Bortezomib, sold under the brand name Velcade among others, is an anti-cancer medication used to treat multiple myeloma and mantle cell lymphoma.^[1] This includes multiple myeloma in those who have and have not previously received treatment. It is generally used together with other medications.^[2] See also Bortezomib.

Bortezomib is an N-protected dipeptide and can be written as Pyz-Phe-boroLeu, which stands for pyrazinoic acid, phenylalanine and Leucine with a boronic acid instead of a carboxylic acid.

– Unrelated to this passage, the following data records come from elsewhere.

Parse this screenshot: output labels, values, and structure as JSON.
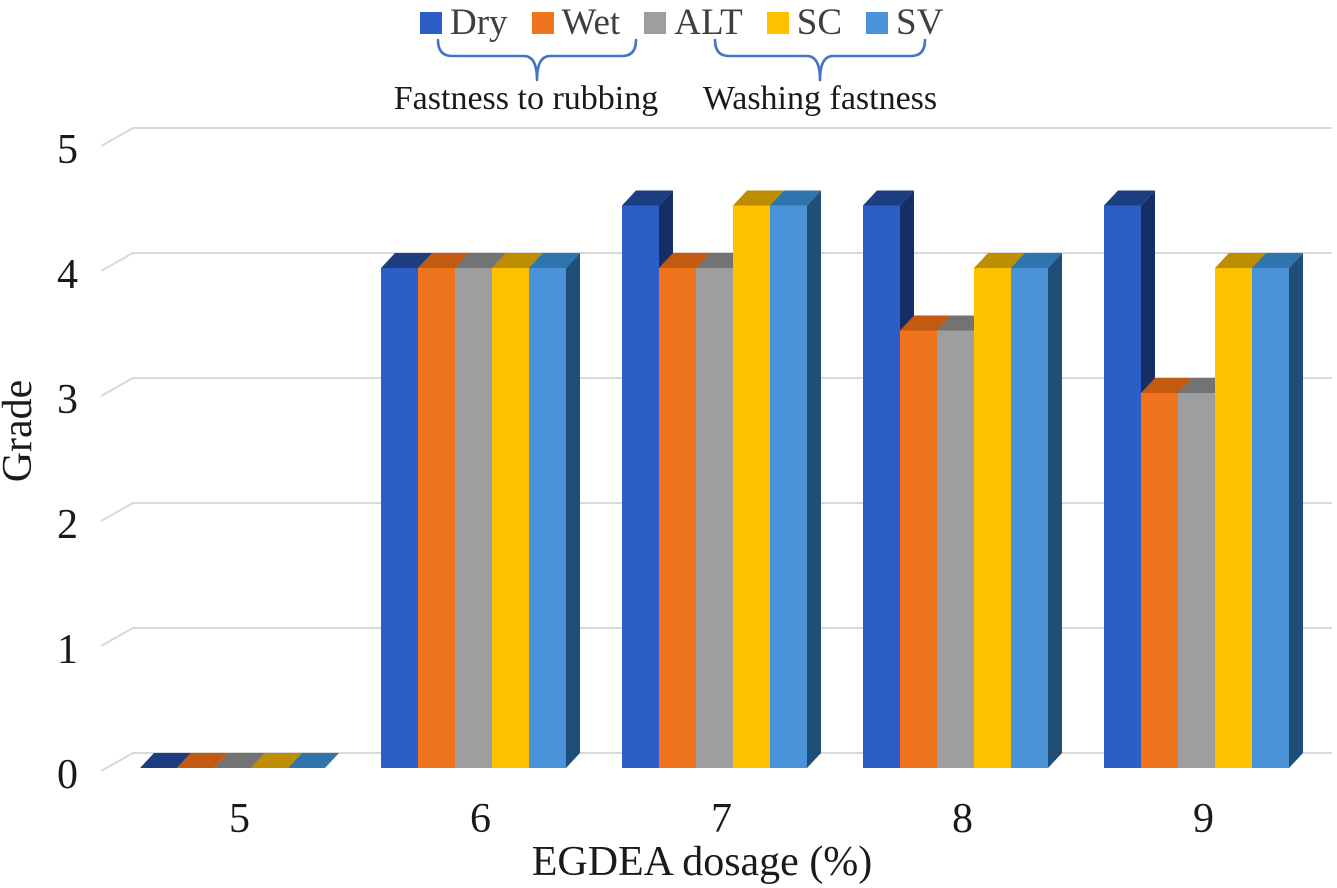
{
  "chart_data": {
    "type": "bar",
    "style": "3d-columns",
    "title": "",
    "xlabel": "EGDEA dosage (%)",
    "ylabel": "Grade",
    "ylim": [
      0,
      5
    ],
    "yticks": [
      0,
      1,
      2,
      3,
      4,
      5
    ],
    "categories": [
      "5",
      "6",
      "7",
      "8",
      "9"
    ],
    "series": [
      {
        "name": "Dry",
        "color": "#2D5EC8",
        "top_color": "#1C3D80",
        "side_color": "#152F66",
        "values": [
          0,
          4,
          4.5,
          4.5,
          4.5
        ]
      },
      {
        "name": "Wet",
        "color": "#F0731E",
        "top_color": "#C25A0F",
        "side_color": "#9E4A0C",
        "values": [
          0,
          4,
          4,
          3.5,
          3
        ]
      },
      {
        "name": "ALT",
        "color": "#9E9E9E",
        "top_color": "#737373",
        "side_color": "#5E5E5E",
        "values": [
          0,
          4,
          4,
          3.5,
          3
        ]
      },
      {
        "name": "SC",
        "color": "#FFC000",
        "top_color": "#BD8E00",
        "side_color": "#8F6C00",
        "values": [
          0,
          4,
          4.5,
          4,
          4
        ]
      },
      {
        "name": "SV",
        "color": "#4B93D8",
        "top_color": "#2E74AD",
        "side_color": "#1F4E79",
        "values": [
          0,
          4,
          4.5,
          4,
          4
        ]
      }
    ],
    "legend_position": "top",
    "grid": true,
    "gridline_color": "#D9D9D9"
  },
  "annotations": {
    "brace_color": "#4472C4",
    "groups": [
      {
        "label": "Fastness to rubbing",
        "series": [
          "Dry",
          "Wet"
        ]
      },
      {
        "label": "Washing fastness",
        "series": [
          "ALT",
          "SC",
          "SV"
        ]
      }
    ]
  }
}
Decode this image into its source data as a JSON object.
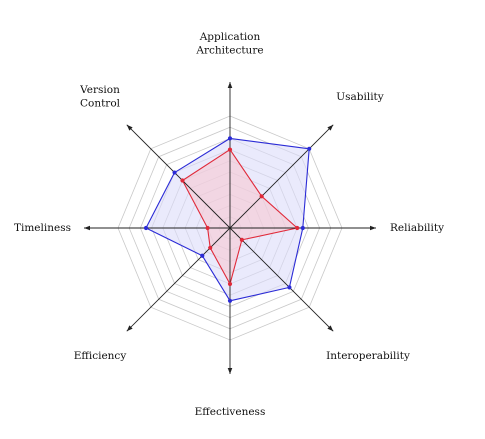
{
  "chart_data": {
    "type": "radar",
    "axes": [
      "Application Architecture",
      "Usability",
      "Reliability",
      "Interoperability",
      "Effectiveness",
      "Efficiency",
      "Timeliness",
      "Version Control"
    ],
    "axis_label_lines": [
      [
        "Application",
        "Architecture"
      ],
      [
        "Usability"
      ],
      [
        "Reliability"
      ],
      [
        "Interoperability"
      ],
      [
        "Effectiveness"
      ],
      [
        "Efficiency"
      ],
      [
        "Timeliness"
      ],
      [
        "Version",
        "Control"
      ]
    ],
    "range": [
      0,
      10
    ],
    "grid_levels": 10,
    "grid": true,
    "series": [
      {
        "color": "#2b2bd6",
        "fill": "#dcdcfa",
        "values": [
          8.0,
          10.0,
          6.5,
          7.5,
          6.5,
          3.5,
          7.5,
          7.0
        ]
      },
      {
        "color": "#e02a3a",
        "fill": "#f6c8d2",
        "values": [
          7.0,
          4.0,
          6.0,
          1.5,
          5.0,
          2.5,
          2.0,
          6.0
        ]
      }
    ]
  }
}
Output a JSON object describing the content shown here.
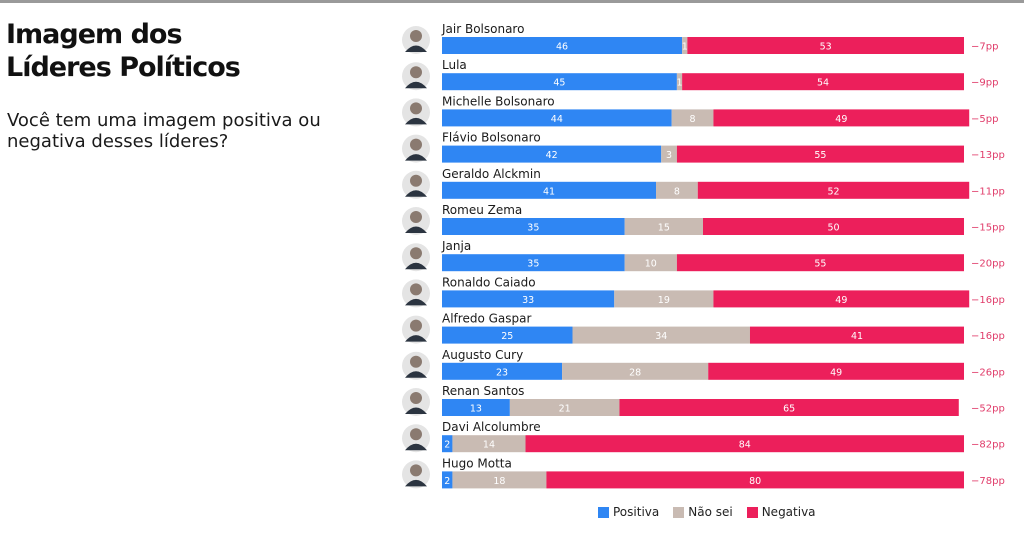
{
  "header": {
    "title_line1": "Imagem dos",
    "title_line2": "Líderes Políticos",
    "subtitle": "Você tem uma imagem positiva ou negativa desses líderes?"
  },
  "colors": {
    "positiva": "#2f86f3",
    "nao_sei": "#c9bbb3",
    "negativa": "#ec1f5b",
    "diff_text": "#e03c6a",
    "name_text": "#1a1a1a"
  },
  "legend": {
    "positiva": "Positiva",
    "nao_sei": "Não sei",
    "negativa": "Negativa"
  },
  "chart_data": {
    "type": "bar",
    "stacked": true,
    "orientation": "horizontal",
    "xlim": [
      0,
      100
    ],
    "categories": [
      "Jair Bolsonaro",
      "Lula",
      "Michelle Bolsonaro",
      "Flávio Bolsonaro",
      "Geraldo Alckmin",
      "Romeu Zema",
      "Janja",
      "Ronaldo Caiado",
      "Alfredo Gaspar",
      "Augusto Cury",
      "Renan Santos",
      "Davi Alcolumbre",
      "Hugo Motta"
    ],
    "series": [
      {
        "name": "Positiva",
        "values": [
          46,
          45,
          44,
          42,
          41,
          35,
          35,
          33,
          25,
          23,
          13,
          2,
          2
        ]
      },
      {
        "name": "Não sei",
        "values": [
          1,
          1,
          8,
          3,
          8,
          15,
          10,
          19,
          34,
          28,
          21,
          14,
          18
        ]
      },
      {
        "name": "Negativa",
        "values": [
          53,
          54,
          49,
          55,
          52,
          50,
          55,
          49,
          41,
          49,
          65,
          84,
          80
        ]
      }
    ],
    "differences": [
      "−7pp",
      "−9pp",
      "−5pp",
      "−13pp",
      "−11pp",
      "−15pp",
      "−20pp",
      "−16pp",
      "−16pp",
      "−26pp",
      "−52pp",
      "−82pp",
      "−78pp"
    ],
    "legend_position": "bottom"
  }
}
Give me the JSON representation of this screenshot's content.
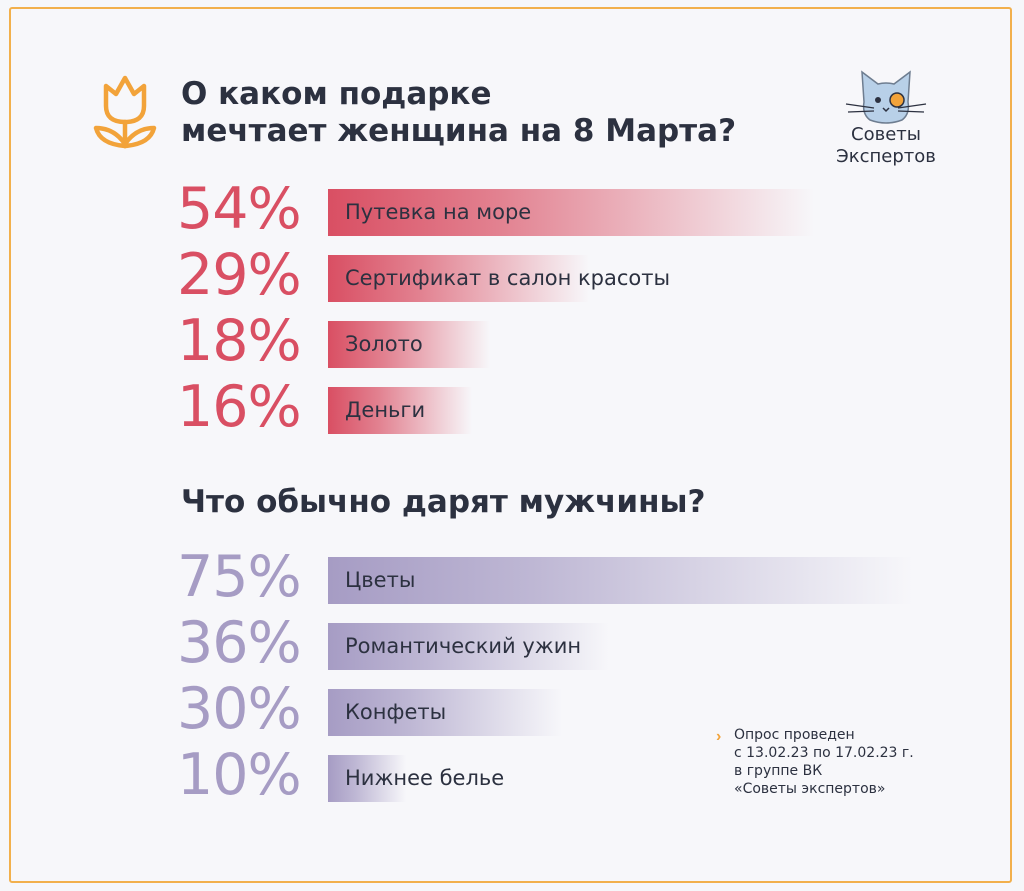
{
  "title": "О каком подарке\nмечтает женщина на 8 Марта?",
  "title_line1": "О каком подарке",
  "title_line2": "мечтает женщина на 8 Марта?",
  "subtitle": "Что обычно дарят мужчины?",
  "logo": {
    "line1": "Советы",
    "line2": "Экспертов"
  },
  "note": {
    "line1": "Опрос проведен",
    "line2": "с 13.02.23 по 17.02.23 г.",
    "line3": "в группе ВК",
    "line4": "«Советы экспертов»"
  },
  "colors": {
    "women": "#d94f63",
    "men": "#a69cc4",
    "accent": "#f2a33a",
    "text": "#2c3140"
  },
  "icons": [
    "tulip-icon",
    "cat-logo-icon",
    "chevron-right-icon"
  ],
  "chart_data": [
    {
      "type": "bar",
      "orientation": "horizontal",
      "title": "О каком подарке мечтает женщина на 8 Марта?",
      "categories": [
        "Путевка на море",
        "Сертификат в салон красоты",
        "Золото",
        "Деньги"
      ],
      "values": [
        54,
        29,
        18,
        16
      ],
      "labels": [
        "54%",
        "29%",
        "18%",
        "16%"
      ],
      "unit": "%"
    },
    {
      "type": "bar",
      "orientation": "horizontal",
      "title": "Что обычно дарят мужчины?",
      "categories": [
        "Цветы",
        "Романтический ужин",
        "Конфеты",
        "Нижнее белье"
      ],
      "values": [
        75,
        36,
        30,
        10
      ],
      "labels": [
        "75%",
        "36%",
        "30%",
        "10%"
      ],
      "unit": "%"
    }
  ]
}
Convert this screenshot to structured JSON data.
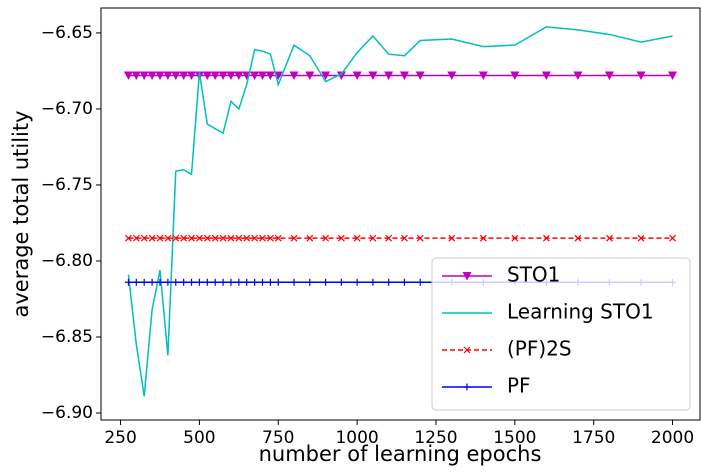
{
  "chart_data": {
    "type": "line",
    "x_label": "number of learning epochs",
    "y_label": "average total utility",
    "x": [
      275,
      300,
      325,
      350,
      375,
      400,
      425,
      450,
      475,
      500,
      525,
      550,
      575,
      600,
      625,
      650,
      675,
      700,
      725,
      750,
      800,
      850,
      900,
      950,
      1000,
      1050,
      1100,
      1150,
      1200,
      1300,
      1400,
      1500,
      1600,
      1700,
      1800,
      1900,
      2000
    ],
    "series": [
      {
        "name": "STO1",
        "color": "#bf00bf",
        "marker": "v",
        "linestyle": "-",
        "values": [
          -6.678,
          -6.678,
          -6.678,
          -6.678,
          -6.678,
          -6.678,
          -6.678,
          -6.678,
          -6.678,
          -6.678,
          -6.678,
          -6.678,
          -6.678,
          -6.678,
          -6.678,
          -6.678,
          -6.678,
          -6.678,
          -6.678,
          -6.678,
          -6.678,
          -6.678,
          -6.678,
          -6.678,
          -6.678,
          -6.678,
          -6.678,
          -6.678,
          -6.678,
          -6.678,
          -6.678,
          -6.678,
          -6.678,
          -6.678,
          -6.678,
          -6.678,
          -6.678
        ]
      },
      {
        "name": "Learning STO1",
        "color": "#00bfbf",
        "marker": "none",
        "linestyle": "-",
        "values": [
          -6.809,
          -6.855,
          -6.889,
          -6.832,
          -6.806,
          -6.862,
          -6.741,
          -6.74,
          -6.743,
          -6.676,
          -6.71,
          -6.713,
          -6.716,
          -6.695,
          -6.7,
          -6.684,
          -6.661,
          -6.662,
          -6.664,
          -6.684,
          -6.658,
          -6.665,
          -6.682,
          -6.677,
          -6.663,
          -6.652,
          -6.664,
          -6.665,
          -6.655,
          -6.654,
          -6.659,
          -6.658,
          -6.646,
          -6.648,
          -6.651,
          -6.656,
          -6.652
        ]
      },
      {
        "name": "(PF)2S",
        "color": "#ff0000",
        "marker": "x",
        "linestyle": "--",
        "values": [
          -6.785,
          -6.785,
          -6.785,
          -6.785,
          -6.785,
          -6.785,
          -6.785,
          -6.785,
          -6.785,
          -6.785,
          -6.785,
          -6.785,
          -6.785,
          -6.785,
          -6.785,
          -6.785,
          -6.785,
          -6.785,
          -6.785,
          -6.785,
          -6.785,
          -6.785,
          -6.785,
          -6.785,
          -6.785,
          -6.785,
          -6.785,
          -6.785,
          -6.785,
          -6.785,
          -6.785,
          -6.785,
          -6.785,
          -6.785,
          -6.785,
          -6.785,
          -6.785
        ]
      },
      {
        "name": "PF",
        "color": "#0000ff",
        "marker": "+",
        "linestyle": "-",
        "values": [
          -6.814,
          -6.814,
          -6.814,
          -6.814,
          -6.814,
          -6.814,
          -6.814,
          -6.814,
          -6.814,
          -6.814,
          -6.814,
          -6.814,
          -6.814,
          -6.814,
          -6.814,
          -6.814,
          -6.814,
          -6.814,
          -6.814,
          -6.814,
          -6.814,
          -6.814,
          -6.814,
          -6.814,
          -6.814,
          -6.814,
          -6.814,
          -6.814,
          -6.814,
          -6.814,
          -6.814,
          -6.814,
          -6.814,
          -6.814,
          -6.814,
          -6.814,
          -6.814
        ]
      }
    ],
    "xlim": [
      188,
      2087
    ],
    "ylim": [
      -6.9046,
      -6.6336
    ],
    "xticks": [
      250,
      500,
      750,
      1000,
      1250,
      1500,
      1750,
      2000
    ],
    "yticks": [
      {
        "value": -6.65,
        "label": "−6.65"
      },
      {
        "value": -6.7,
        "label": "−6.70"
      },
      {
        "value": -6.75,
        "label": "−6.75"
      },
      {
        "value": -6.8,
        "label": "−6.80"
      },
      {
        "value": -6.85,
        "label": "−6.85"
      },
      {
        "value": -6.9,
        "label": "−6.90"
      }
    ],
    "legend": "lower right",
    "grid": false
  }
}
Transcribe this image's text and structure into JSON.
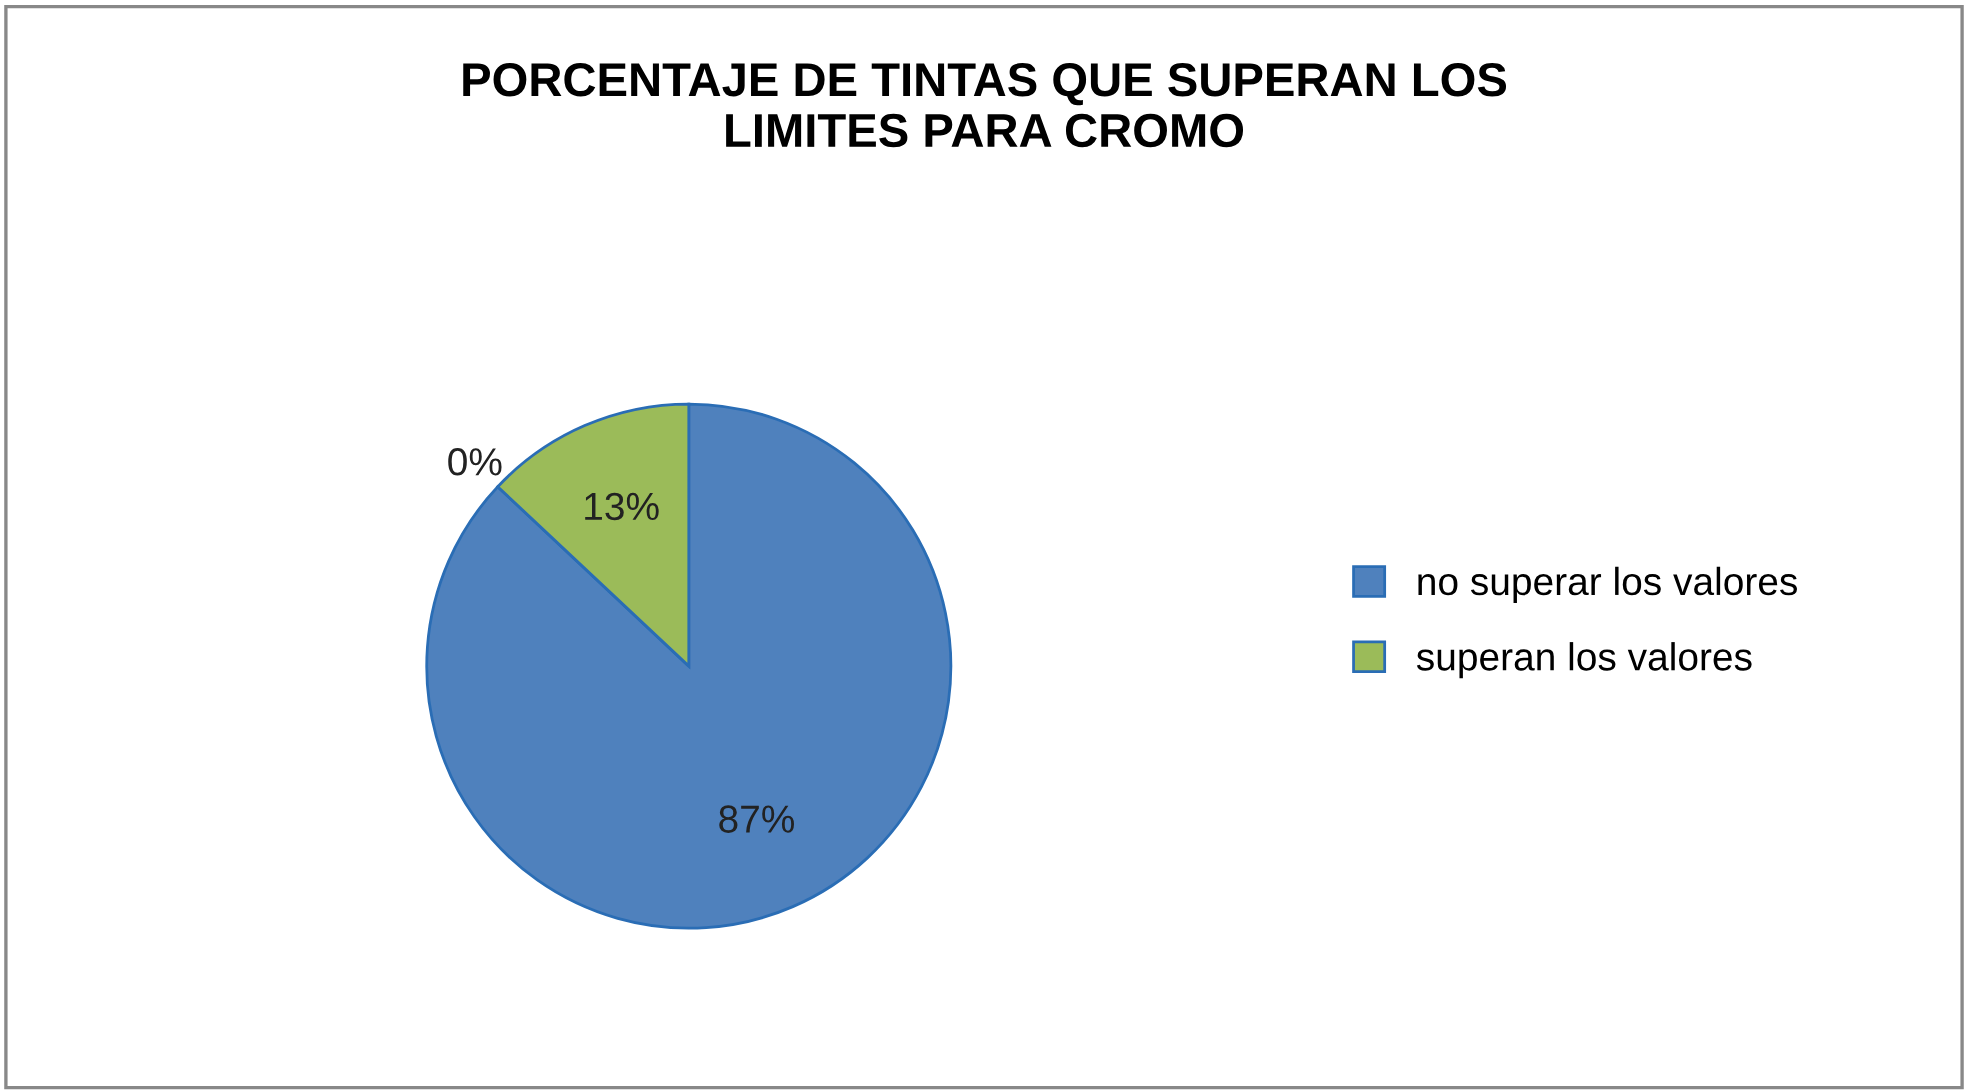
{
  "chart_data": {
    "type": "pie",
    "title": "PORCENTAJE DE TINTAS QUE SUPERAN LOS\nLIMITES PARA CROMO",
    "categories": [
      "no superar los valores",
      null,
      "superan los valores"
    ],
    "values": [
      87,
      0,
      13
    ],
    "colors": [
      "#4f81bd",
      "#c0504d",
      "#9bbb59"
    ],
    "value_labels": [
      "87%",
      "0%",
      "13%"
    ],
    "legend": "right"
  }
}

The boron atom in bortezomib binds the catalytic site of the 20S proteasome^[3] with high affinity and specificity.

• 20S proteasome (2f16).
• 20S proteasome bound with 6 molecules of bortezomib.
• Bortezomib binding site. Interacting residues are labeled.
• The catalytic threonine residue is covalently bound to bortezomib and its activity is blocked.

In normal cells, the proteasome regulates protein expression and function by degradation of ubiquitylated proteins, and also rids the cell of abnormal or misfolded proteins. Clinical and preclinical data support a role for the proteasome in maintaining the immortal phenotype of myeloma cells, and cell-culture and xenograft data support a similar function in solid tumor cancers. While multiple mechanisms are likely to be involved, proteasome inhibition may prevent degradation of pro-apoptotic factors, thereby triggering programmed cell death in neoplastic cells. Recently, it was found that bortezomib caused a rapid and dramatic change in the levels of intracellular peptides that are produced by the proteasome.^[4] Some intracellular peptides have been shown to be biologically active, and so the effect of bortezomib on the levels of intracellular peptides may contribute to the biological and/or side effects of the drug.